The charity commented on the reason behind the reduction of cancer cases in men due to the falling rate of smokers since the 1950s. Around 2-decades later it was noted that women smokers also started to drop off; however, women smokers seem to be on the increase again in many parts of the U.K. – and more so in Scotland. Lung cancer cases in Scotland are the most common of all cancers to be diagnosed in both men and women (over 40 years), and with it now making its way to the number-1 spot as Scotland’s biggest cancer killer.
Around 4,200 sufferers, die from the disease every year in Scotland, with about 87% of all cases accredited to smoking (directly or passively [the second-hand inhalation of smoke]). Scotland is also accredited with the number-1 spot where more lung cancer sufferers will die from the disease than in any other part of the U.K. (two-thirds of patients diagnosed with the disease are diagnosed too late [at a stage IV (4) where there is little hope of a reasonable prognosis [life-expectancy] for the patient]).
General prognosis for non-small cell lung cancer (NSCLC) stage IV is considered low, with only 10% – 15% of sufferers surviving past the 5-year post, and for small-cell lung cancer (SCLC) being ever worse (5% – 10% 5-years survival rate [2 – 4-months when left untreated]) – prognosis may be influenced by circumstances individual to the patient (age, gender, health, treatment options and response). The later the stage at which lung cancer is diagnosed, the more difficult it is to treat (less or no treatment options may be available).

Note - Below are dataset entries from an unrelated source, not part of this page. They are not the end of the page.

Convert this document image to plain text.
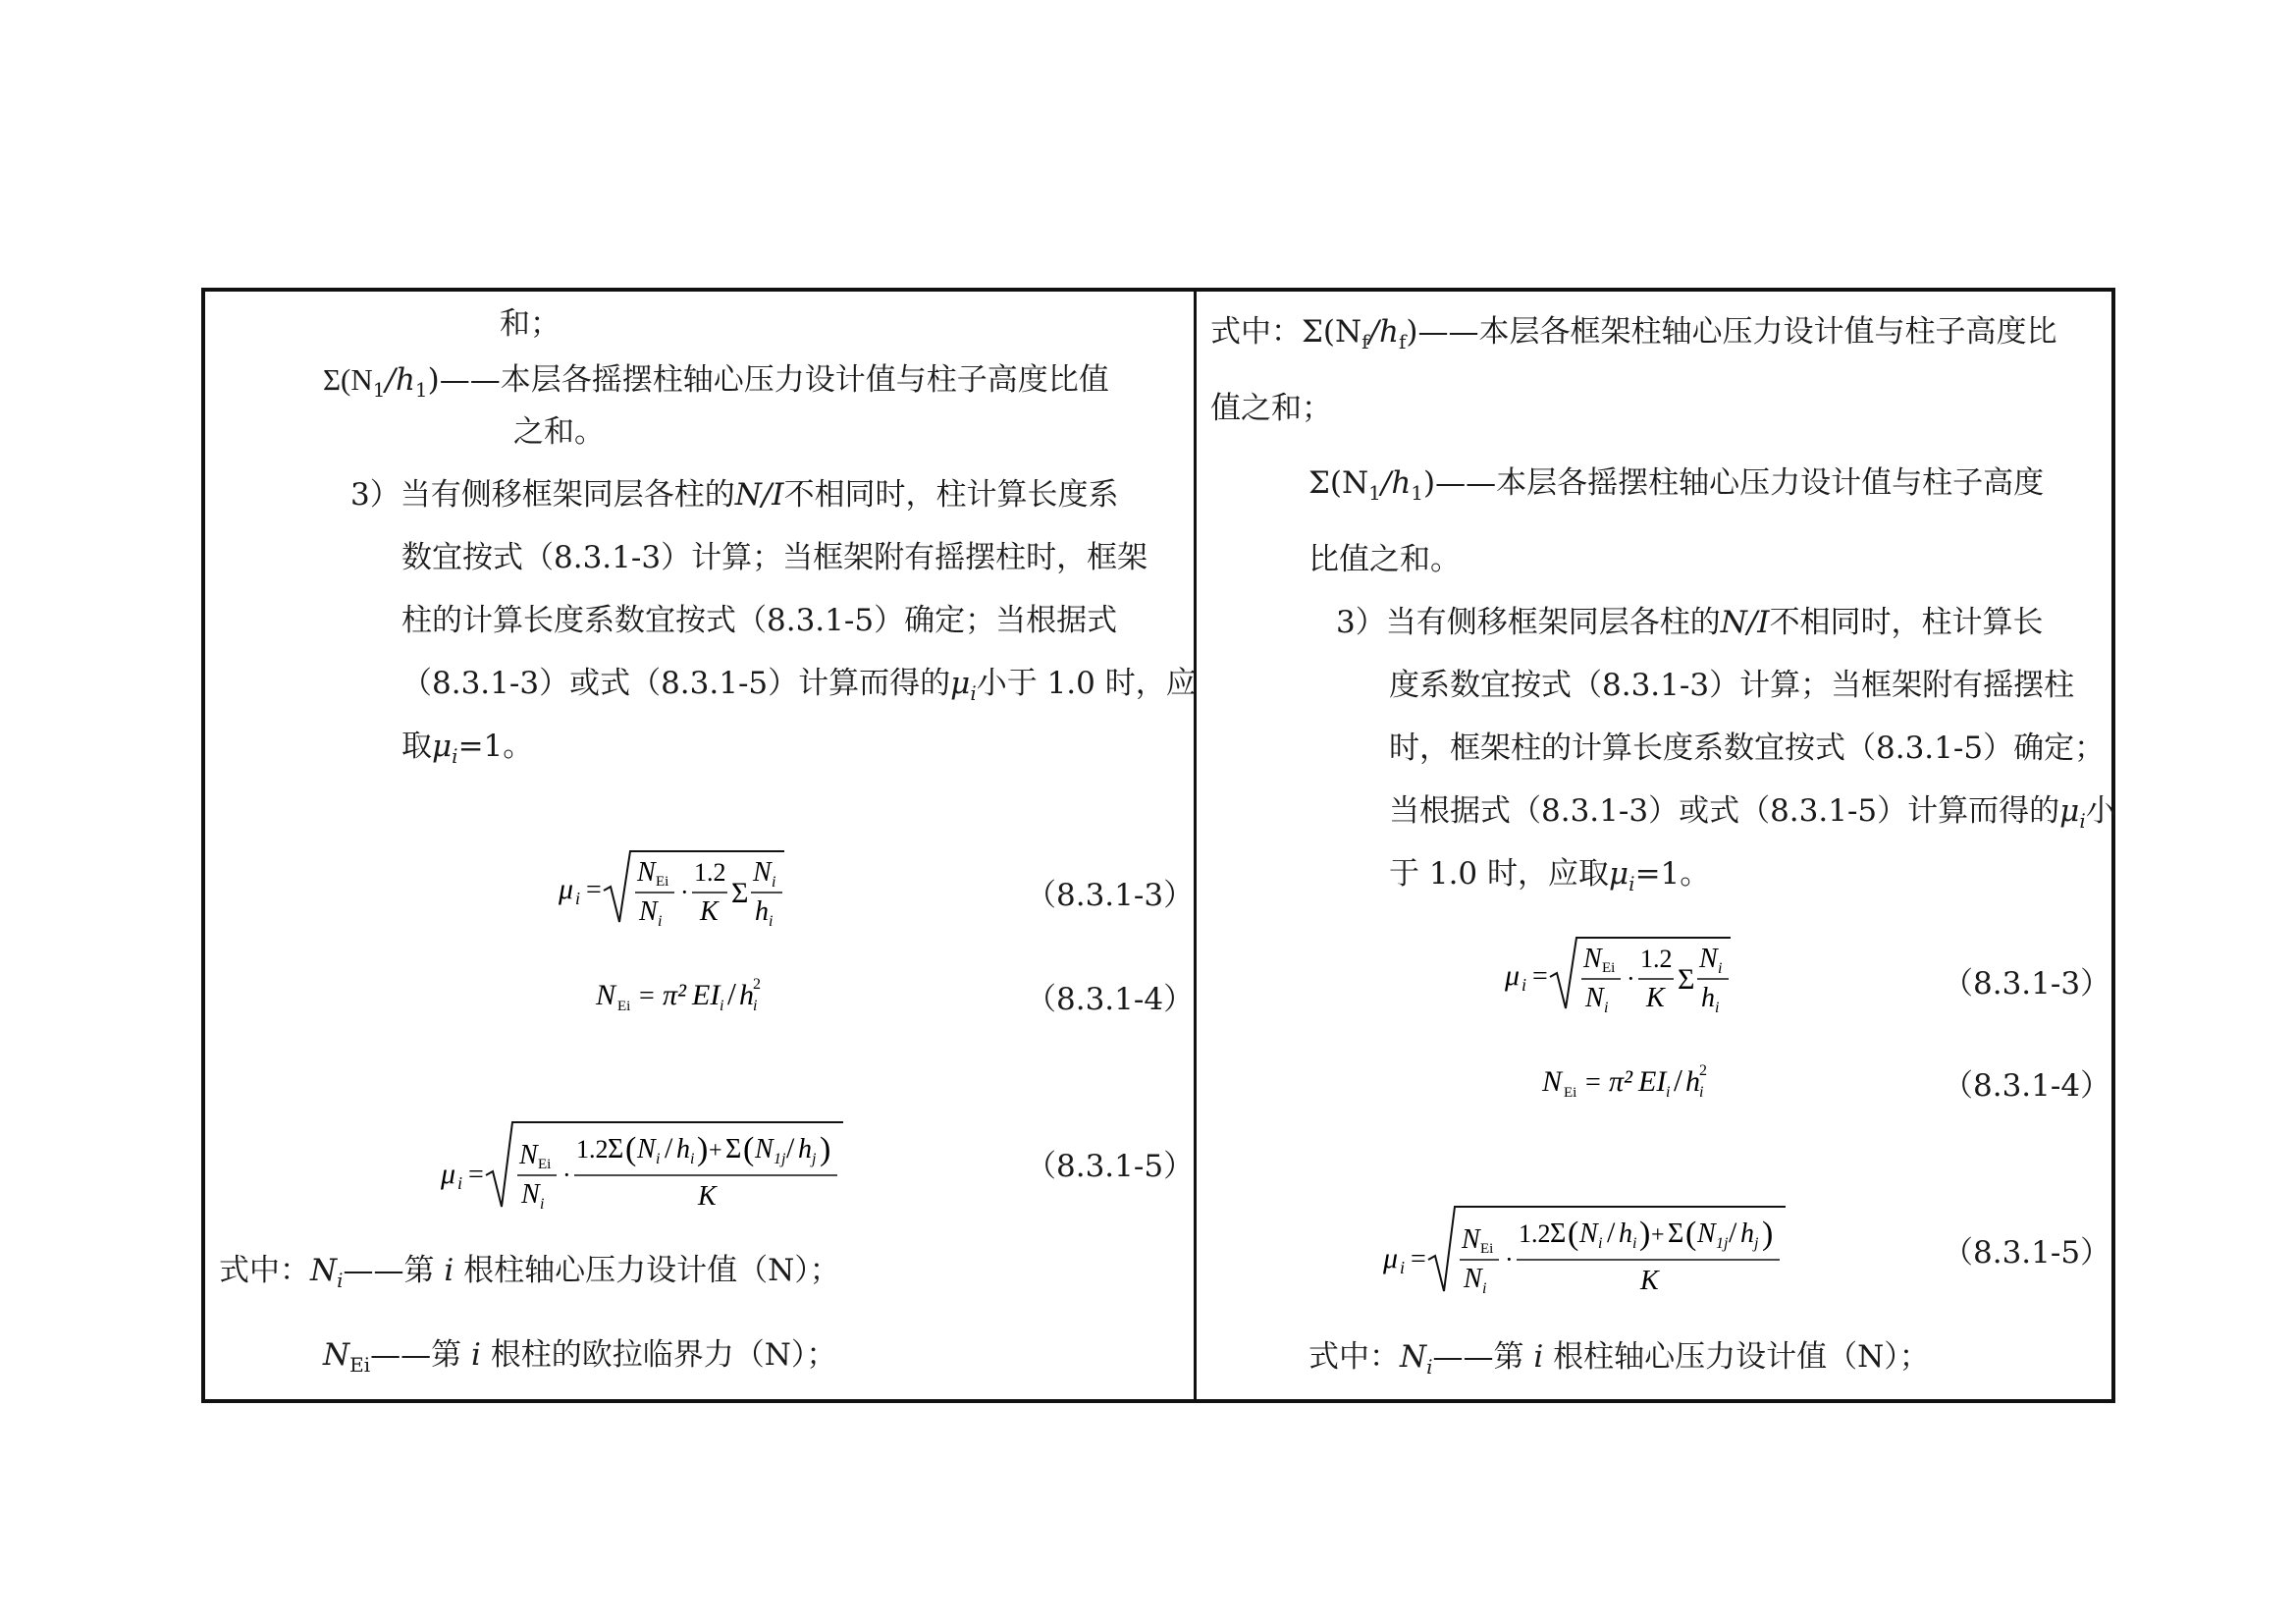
和；
$\Sigma(N_1/h_1)——$本层各摇摆柱轴心压力设计值与柱子高度比值
之和。
3）当有侧移框架同层各柱的N/I不相同时，柱计算长度系
数宜按式（8.3.1-3）计算；当框架附有摇摆柱时，框架
柱的计算长度系数宜按式（8.3.1-5）确定；当根据式
（8.3.1-3）或式（8.3.1-5）计算而得的$\mu_i$小于 1.0 时，应
取$\mu_i=1$。
μ i =
N Ei
N i
·
1.2
K
Σ
N i
h i
（8.3.1-3）
N Ei = π² EI i / h 2
i	（8.3.1-4）
μ i =
N Ei
N i
·
1.2 Σ ( N i / h i ) + Σ ( N 1j / h j )
K
（8.3.1-5）
式中：$N_i——$第 i 根柱轴心压力设计值（N）；
$N_{Ei}——$第 i 根柱的欧拉临界力（N）；
式中：$\Sigma(N_f/h_f)——$本层各框架柱轴心压力设计值与柱子高度比
值之和；
$\Sigma(N_1/h_1)——$本层各摇摆柱轴心压力设计值与柱子高度
比值之和。
3）当有侧移框架同层各柱的N/I不相同时，柱计算长
度系数宜按式（8.3.1-3）计算；当框架附有摇摆柱
时，框架柱的计算长度系数宜按式（8.3.1-5）确定；
当根据式（8.3.1-3）或式（8.3.1-5）计算而得的$\mu_i$小
于 1.0 时，应取$\mu_i=1$。
μ i =
N Ei
N i
·
1.2
K
Σ
N i
h i
（8.3.1-3）
N Ei = π² EI i / h 2
i	（8.3.1-4）
μ i =
N Ei
N i
·
1.2 Σ ( N i / h i ) + Σ ( N 1j / h j )
K
（8.3.1-5）
式中：$N_i——$第 i 根柱轴心压力设计值（N）；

It was commented on by the same charity, that more awareness of the symptoms of lung cancer should be made available, together with more fund-raising to help fight the disease. The following were advised: improve awareness about the disease (especially to those who are most at risk from the disease [preliminary smokers]), and to urge people to go to the doctors at the first signs and symptoms of lung cancer (a persistent cough [lasting more than 3-weeks] is usually a clear sign of the disease).

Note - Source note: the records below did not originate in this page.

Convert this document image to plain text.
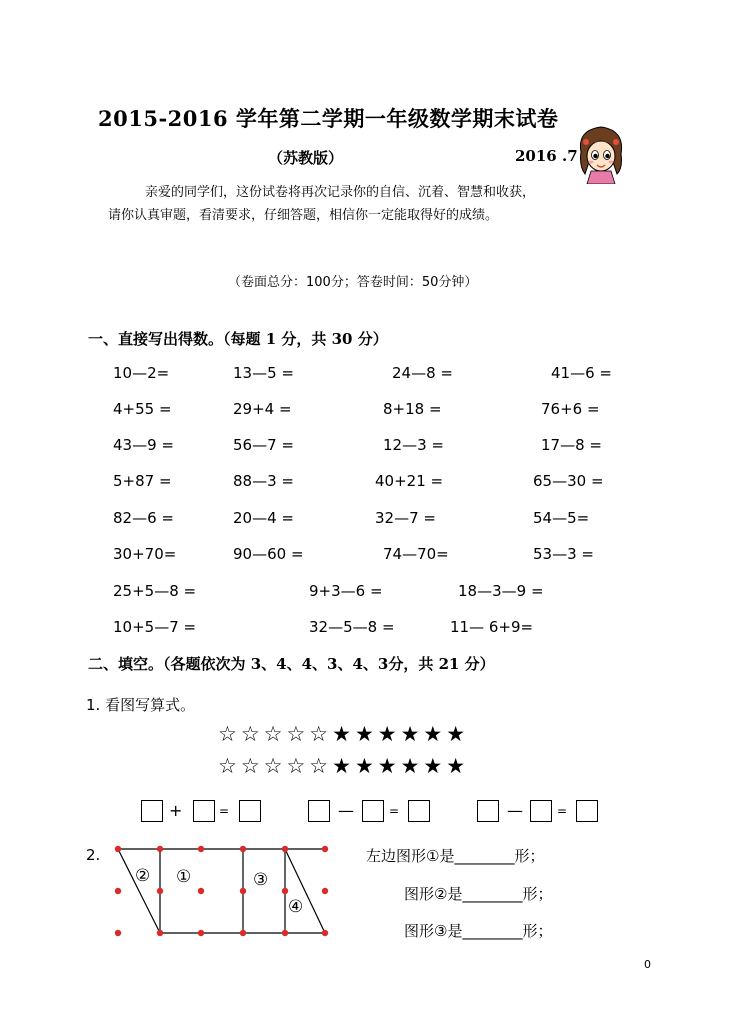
2015-2016 学年第二学期一年级数学期末试卷
（苏教版）	2016 .7
亲爱的同学们，这份试卷将再次记录你的自信、沉着、智慧和收获，
请你认真审题，看清要求，仔细答题，相信你一定能取得好的成绩。
（卷面总分：100分；答卷时间：50分钟）
一、直接写出得数。（每题 1 分，共 30 分）
10—2=	13—5 =	24—8 =	41—6 =
4+55 =	29+4 =	8+18 =	76+6 =
43—9 =	56—7 =	12—3 =	17—8 =
5+87 =	88—3 =	40+21 =	65—30 =
82—6 =	20—4 =	32—7 =	54—5=
30+70=	90—60 =	74—70=	53—3 =
25+5—8 =	9+3—6 =	18—3—9 =
10+5—7 =	32—5—8 =	11— 6+9=
二、填空。（各题依次为 3、4、4、3、4、3分，共 21 分）
1. 看图写算式。
☆☆☆☆☆★★★★★★
☆☆☆☆☆★★★★★★
+	=	—	=	—	=
2.
② ①	③
④
左边图形①是________形；
图形②是________形；
图形③是________形；
0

Other signs and symptoms of the disease may include: a shortness of breath, coughing-up blood or having brown colored spit, fatigue with no reason, fevers not connected to any obvious cause, hoarse voice, loss of appetite, pains (in the chest area), recurrent bronchitis or pneumonia, swelling around the face or neck, and weight-loss when no exercise regime has been put in place.

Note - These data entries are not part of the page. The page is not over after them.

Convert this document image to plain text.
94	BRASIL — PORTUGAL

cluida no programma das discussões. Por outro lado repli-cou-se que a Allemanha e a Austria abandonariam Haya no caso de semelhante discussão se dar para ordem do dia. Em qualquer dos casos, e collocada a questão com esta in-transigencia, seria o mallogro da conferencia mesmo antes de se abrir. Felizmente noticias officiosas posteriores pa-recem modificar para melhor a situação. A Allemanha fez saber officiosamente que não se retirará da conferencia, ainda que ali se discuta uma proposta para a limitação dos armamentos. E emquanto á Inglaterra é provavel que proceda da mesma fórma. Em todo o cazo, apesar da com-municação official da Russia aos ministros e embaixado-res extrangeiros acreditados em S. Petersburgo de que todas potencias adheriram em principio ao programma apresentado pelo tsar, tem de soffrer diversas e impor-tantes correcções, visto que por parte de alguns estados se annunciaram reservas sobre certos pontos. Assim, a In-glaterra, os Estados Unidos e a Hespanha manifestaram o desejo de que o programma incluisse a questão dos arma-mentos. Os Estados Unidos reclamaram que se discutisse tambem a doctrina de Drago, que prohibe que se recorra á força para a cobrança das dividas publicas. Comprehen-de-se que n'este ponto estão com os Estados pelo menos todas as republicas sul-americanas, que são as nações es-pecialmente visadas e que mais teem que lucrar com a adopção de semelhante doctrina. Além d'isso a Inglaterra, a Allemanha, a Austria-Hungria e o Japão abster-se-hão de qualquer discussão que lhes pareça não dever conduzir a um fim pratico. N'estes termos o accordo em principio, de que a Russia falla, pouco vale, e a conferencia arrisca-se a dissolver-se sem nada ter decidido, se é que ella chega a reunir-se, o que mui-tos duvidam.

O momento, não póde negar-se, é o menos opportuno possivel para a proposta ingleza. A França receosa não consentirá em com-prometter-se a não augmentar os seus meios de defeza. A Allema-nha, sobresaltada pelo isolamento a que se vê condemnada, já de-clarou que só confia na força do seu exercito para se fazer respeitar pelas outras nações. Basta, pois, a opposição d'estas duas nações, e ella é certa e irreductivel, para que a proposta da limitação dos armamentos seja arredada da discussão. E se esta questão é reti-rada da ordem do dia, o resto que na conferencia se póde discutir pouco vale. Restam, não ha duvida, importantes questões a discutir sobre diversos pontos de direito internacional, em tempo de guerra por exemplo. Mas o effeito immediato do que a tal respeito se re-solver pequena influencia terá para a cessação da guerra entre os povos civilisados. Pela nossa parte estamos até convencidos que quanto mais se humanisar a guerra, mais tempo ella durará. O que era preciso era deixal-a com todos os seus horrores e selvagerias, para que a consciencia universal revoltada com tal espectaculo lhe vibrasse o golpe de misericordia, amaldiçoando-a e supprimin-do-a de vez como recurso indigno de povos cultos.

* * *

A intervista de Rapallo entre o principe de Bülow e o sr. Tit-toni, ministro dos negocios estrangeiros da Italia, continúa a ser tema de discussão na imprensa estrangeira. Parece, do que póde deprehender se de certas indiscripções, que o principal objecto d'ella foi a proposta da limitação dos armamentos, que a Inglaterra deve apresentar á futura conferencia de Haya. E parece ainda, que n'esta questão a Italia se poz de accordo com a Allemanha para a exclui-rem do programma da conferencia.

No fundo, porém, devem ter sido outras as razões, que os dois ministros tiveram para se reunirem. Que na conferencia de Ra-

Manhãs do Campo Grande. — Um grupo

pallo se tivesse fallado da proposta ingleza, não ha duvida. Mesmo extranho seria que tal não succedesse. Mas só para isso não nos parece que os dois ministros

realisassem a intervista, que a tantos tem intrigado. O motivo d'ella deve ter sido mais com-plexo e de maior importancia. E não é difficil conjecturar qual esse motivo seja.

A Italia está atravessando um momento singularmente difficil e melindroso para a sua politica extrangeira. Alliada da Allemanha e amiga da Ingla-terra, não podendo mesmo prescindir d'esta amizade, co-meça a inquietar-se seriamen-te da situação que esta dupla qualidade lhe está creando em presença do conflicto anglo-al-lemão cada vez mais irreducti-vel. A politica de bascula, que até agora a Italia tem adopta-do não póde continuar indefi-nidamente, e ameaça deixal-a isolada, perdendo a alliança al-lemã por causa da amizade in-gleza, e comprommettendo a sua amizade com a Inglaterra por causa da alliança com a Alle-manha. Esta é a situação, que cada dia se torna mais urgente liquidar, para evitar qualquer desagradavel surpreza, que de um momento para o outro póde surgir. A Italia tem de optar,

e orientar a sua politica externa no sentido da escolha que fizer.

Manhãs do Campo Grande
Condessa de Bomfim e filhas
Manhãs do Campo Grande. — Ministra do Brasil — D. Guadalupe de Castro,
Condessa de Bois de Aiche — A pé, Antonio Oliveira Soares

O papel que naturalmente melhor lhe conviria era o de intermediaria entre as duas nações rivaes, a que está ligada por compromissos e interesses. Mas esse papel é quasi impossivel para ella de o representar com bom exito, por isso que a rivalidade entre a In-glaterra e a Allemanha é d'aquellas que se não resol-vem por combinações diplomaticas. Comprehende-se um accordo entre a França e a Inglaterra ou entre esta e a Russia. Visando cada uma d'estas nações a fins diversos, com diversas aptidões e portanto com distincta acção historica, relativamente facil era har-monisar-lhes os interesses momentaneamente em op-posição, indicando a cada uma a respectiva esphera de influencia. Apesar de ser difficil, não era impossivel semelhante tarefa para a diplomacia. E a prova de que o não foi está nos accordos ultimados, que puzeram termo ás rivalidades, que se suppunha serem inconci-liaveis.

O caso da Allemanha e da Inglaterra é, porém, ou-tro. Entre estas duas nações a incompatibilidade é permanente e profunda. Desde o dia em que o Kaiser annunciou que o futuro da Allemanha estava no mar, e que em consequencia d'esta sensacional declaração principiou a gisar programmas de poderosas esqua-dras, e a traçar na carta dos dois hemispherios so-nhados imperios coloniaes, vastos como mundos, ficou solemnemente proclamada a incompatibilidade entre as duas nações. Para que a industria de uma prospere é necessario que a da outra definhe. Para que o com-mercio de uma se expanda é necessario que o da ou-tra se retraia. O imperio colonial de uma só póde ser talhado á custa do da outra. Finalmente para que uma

The Scottish government is now in the mist of a heavily run lung cancer awareness campaign that is hoped will encourage people to get checked-out when any of the previously mentioned symptoms become apparent. Scotland is also the first country to trial a new ground-breaking test for the disease – which if successful, it is believed could detect lung cancer years earlier than would have otherwise been the case.